Alta velocità, a Brescia potrebbero fare tappa i treni francesi Tgv

In principio fu il Frecciarossa. Poi arrivò Italo. Ma presto sui binari bresciani dell’alta velocità potrebbe esserci anche il marchio Ouigo con i suoi Tgv. Se tutto andrà per il verso giusto, l’operatore francese diventerà il terzo comodo per molti viaggiatori dell’alta velocità che vedranno moltiplicate le proprie possibilità.
Ouigo («Sì, vai») è un marchio del colosso francese Sncf e secondo le prime indiscrezioni starebbe preparando una proposta di prezzi aggressivi per «catturare meglio i clienti», ispirandosi al modello degli aerei low cost. Vale a dire: alte frequentazioni e treni pieni.
Le anticipazioni
Le intenzioni del gruppo francese sono state anticipate dal quotidiano «Le Parisien»: la società pensa di operare non solo sulla tratta Milano-Roma-Napoli, ma anche, con quattro coppie, sull’asse transpadano da Torino a Venezia sotto il nome in codice «Project Allegro». E in entrambi i casi la stazione di Brescia potrebbe essere coinvolta con una fermata ad hoc: la certezza è quasi assoluta sulla direttrice est-ovest. Non solo: anche il lago di Garda potrebbe beneficiare di una o più fermate, con Desenzano che è candidato naturale. Addirittura in futuro potrebbe essere prevista la fermata nella «stazione del Garda»: ricordiamo che l’estate scorsa il Cipess ha stanziato 35 milioni di euro per la sua progettazione e per i primi interventi.
Secondo quanto riportato dalla testata transalpina, a Sncf, per iniziare i servizi, mancherebbero soltanto i treni adatti alla circolazione in Italia, che però sono già stati ordinati. La testata transalpina ipotizza che potrebbero entrare in servizio nel 2026, ma non è escluso che possa avvenire anche prima.
Contromisure
Va detto che in passato i francesi avevano già dato un occhio all'Italia con una partecipazione del 20% in Italo-Ntv, abbandonata però nel 2015. L’idea dei nuovi servizi sarebbe figlia della concorrenza da parte di Trenitalia in territorio francese. Concorrenza che, stando a Le Parisien, «ha colpito Sncf nel portafoglio».

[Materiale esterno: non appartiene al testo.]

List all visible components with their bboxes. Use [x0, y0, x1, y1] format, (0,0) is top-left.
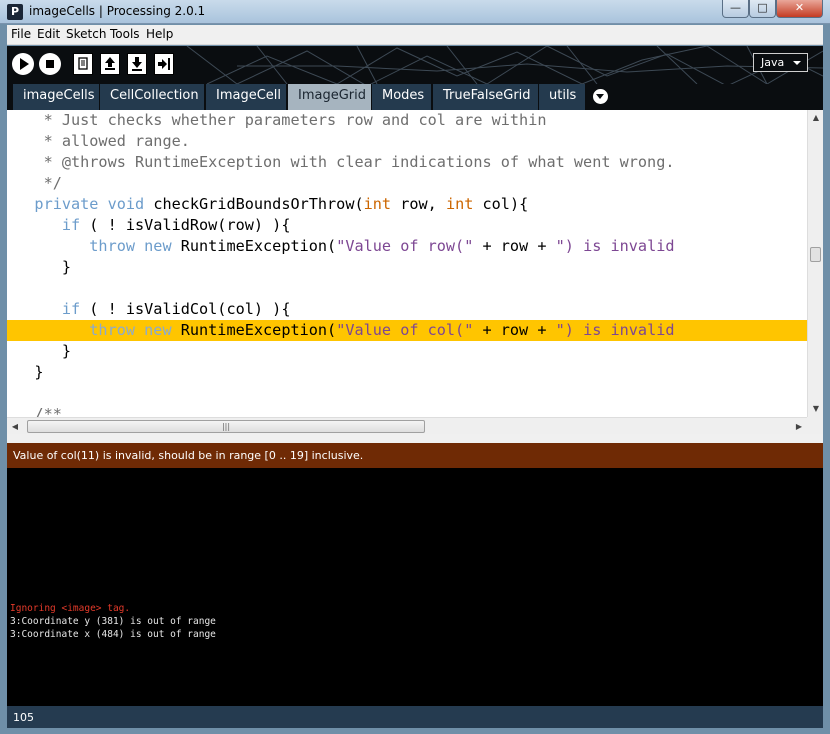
tab-cellcollection[interactable]: CellCollection	[100, 84, 204, 110]
code-token: RuntimeException(	[180, 237, 337, 255]
code-token: if	[7, 300, 81, 318]
error-status-bar: Value of col(11) is invalid, should be i…	[7, 443, 823, 468]
code-line[interactable]: private void checkGridBoundsOrThrow(int …	[7, 194, 807, 215]
code-token: throw new	[7, 237, 181, 255]
close-button[interactable]: ✕	[776, 0, 823, 18]
window-frame	[0, 728, 830, 734]
code-token: }	[7, 363, 44, 381]
code-line[interactable]: }	[7, 362, 807, 383]
code-line[interactable]: * @throws RuntimeException with clear in…	[7, 152, 807, 173]
code-token: * allowed range.	[7, 132, 190, 150]
console-line: 3:Coordinate x (484) is out of range	[10, 629, 216, 640]
run-icon	[20, 58, 29, 70]
code-token: private void	[7, 195, 154, 213]
menu-bar: File Edit Sketch Tools Help	[7, 25, 823, 45]
console-line: Ignoring <image> tag.	[10, 603, 131, 614]
new-button[interactable]	[73, 53, 93, 75]
code-line[interactable]: }	[7, 341, 807, 362]
code-token: ") is invalid	[555, 237, 675, 255]
code-token: ( ! isValidRow(row) ){	[80, 216, 291, 234]
code-token: ( ! isValidCol(col) ){	[80, 300, 291, 318]
stop-icon	[46, 60, 54, 68]
code-token: col){	[473, 195, 529, 213]
line-number-footer: 105	[7, 706, 823, 728]
code-line[interactable]	[7, 383, 807, 404]
code-editor[interactable]: * Just checks whether parameters row and…	[7, 110, 823, 417]
tab-imagegrid[interactable]: ImageGrid	[288, 84, 371, 110]
vertical-scrollbar[interactable]: ▲ ▼	[807, 110, 823, 417]
code-token: }	[7, 258, 72, 276]
console-output[interactable]: Ignoring <image> tag. 3:Coordinate y (38…	[7, 468, 823, 706]
code-token: "Value of row("	[336, 237, 474, 255]
new-icon	[78, 57, 88, 70]
tab-modes[interactable]: Modes	[372, 84, 431, 110]
tab-imagecell[interactable]: ImageCell	[206, 84, 286, 110]
maximize-button[interactable]: □	[749, 0, 776, 18]
code-token: ") is invalid	[555, 321, 675, 339]
menu-tools[interactable]: Tools	[110, 27, 140, 41]
current-line-number: 105	[13, 711, 34, 724]
tab-imagecells[interactable]: imageCells	[13, 84, 99, 110]
code-token: "Value of col("	[336, 321, 474, 339]
code-token: int	[445, 195, 474, 213]
code-token: + row +	[473, 321, 556, 339]
export-button[interactable]	[154, 53, 174, 75]
code-token: /**	[7, 405, 62, 417]
code-line[interactable]: if ( ! isValidCol(col) ){	[7, 299, 807, 320]
code-token: int	[363, 195, 392, 213]
code-line[interactable]: }	[7, 257, 807, 278]
code-token: * @throws RuntimeException with clear in…	[7, 153, 675, 171]
code-line[interactable]: throw new RuntimeException("Value of row…	[7, 236, 807, 257]
open-icon	[105, 57, 115, 70]
code-token: }	[7, 342, 72, 360]
code-line[interactable]: if ( ! isValidRow(row) ){	[7, 215, 807, 236]
menu-help[interactable]: Help	[146, 27, 173, 41]
title-bar[interactable]: P imageCells | Processing 2.0.1 — □ ✕	[0, 0, 830, 24]
stop-button[interactable]	[39, 53, 61, 75]
mode-label: Java	[761, 56, 785, 69]
code-line[interactable]: */	[7, 173, 807, 194]
horizontal-scrollbar[interactable]: ◀ ||| ▶	[7, 417, 807, 434]
mode-selector[interactable]: Java	[753, 53, 808, 72]
menu-file[interactable]: File	[11, 27, 31, 41]
code-token: throw new	[7, 321, 181, 339]
console-line: 3:Coordinate y (381) is out of range	[10, 616, 216, 627]
editor-console-divider[interactable]	[7, 434, 823, 443]
save-icon	[132, 57, 142, 71]
menu-sketch[interactable]: Sketch	[66, 27, 106, 41]
scroll-down-arrow-icon[interactable]: ▼	[808, 401, 823, 417]
code-token: */	[7, 174, 62, 192]
tab-bar: imageCells CellCollection ImageCell Imag…	[7, 84, 823, 110]
code-token: row,	[391, 195, 446, 213]
scroll-up-arrow-icon[interactable]: ▲	[808, 110, 823, 126]
menu-edit[interactable]: Edit	[37, 27, 60, 41]
code-token: RuntimeException(	[180, 321, 337, 339]
tab-menu-button[interactable]	[593, 89, 608, 104]
code-token: + row +	[473, 237, 556, 255]
code-line[interactable]: * Just checks whether parameters row and…	[7, 110, 807, 131]
open-button[interactable]	[100, 53, 120, 75]
chevron-down-icon	[793, 61, 801, 65]
scrollbar-corner	[807, 417, 823, 434]
window-title: imageCells | Processing 2.0.1	[29, 4, 206, 18]
processing-app-icon: P	[7, 4, 23, 20]
tab-utils[interactable]: utils	[539, 84, 585, 110]
scroll-right-arrow-icon[interactable]: ▶	[791, 418, 807, 435]
code-token: * Just checks whether parameters row and…	[7, 111, 547, 129]
scroll-left-arrow-icon[interactable]: ◀	[7, 418, 23, 435]
code-line[interactable]	[7, 278, 807, 299]
code-line[interactable]: /**	[7, 404, 807, 417]
run-button[interactable]	[12, 53, 34, 75]
minimize-button[interactable]: —	[722, 0, 749, 18]
toolbar: Java	[7, 46, 823, 84]
vertical-scroll-thumb[interactable]	[810, 247, 821, 262]
code-line[interactable]: * allowed range.	[7, 131, 807, 152]
highlighted-error-line[interactable]: throw new RuntimeException("Value of col…	[7, 320, 807, 341]
code-token: checkGridBoundsOrThrow(	[153, 195, 364, 213]
tab-truefalsegrid[interactable]: TrueFalseGrid	[433, 84, 538, 110]
code-token: if	[7, 216, 81, 234]
horizontal-scroll-thumb[interactable]: |||	[27, 420, 425, 433]
save-button[interactable]	[127, 53, 147, 75]
export-icon	[158, 58, 170, 70]
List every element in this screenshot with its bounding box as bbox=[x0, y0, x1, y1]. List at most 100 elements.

Pensiamo per esempio alla recente istituzione del Frecciarossa Milano-Parigi, una valida alternativa non solo all’aereo ma anche allo stesso Tgv. Tanto che negli ultimi mesi è stata utilizzata anche da non pochi bresciani per arrivare all’ombra della Tour Eiffel. Sncf ha quindi deciso di prendere le contromisure, andando di fatto a ridurre le prospettive di margine di Trenitalia sul mercato domestico. O almeno questo sarebbe l’obiettivo.
La presentazione del progetto
In queste ore la riservatezza sull’intera operazione resta massima, ma il 26 aprile è prevista la presentazione del progetto al Comitato di impresa europeo (Cee). Non è invece un segreto che da giugno dell’anno prossimo Sncf opererà anche sulla tratta Milano-Nizza: è stata la stessa azienda ad annunciarlo nei giorni scorsi.
I treni di Ouigo già operativi viaggiano fino a 300 chilometri orari e offrono una sola classe di servizio, equivalente alla seconda, puntando sulla convenienza. Proprio i prezzi contenuti potrebbero essere allettanti per non pochi pendolari bresciani, in particolare quelli che si recano a Milano o a Verona partendo dalla stazione cittadina.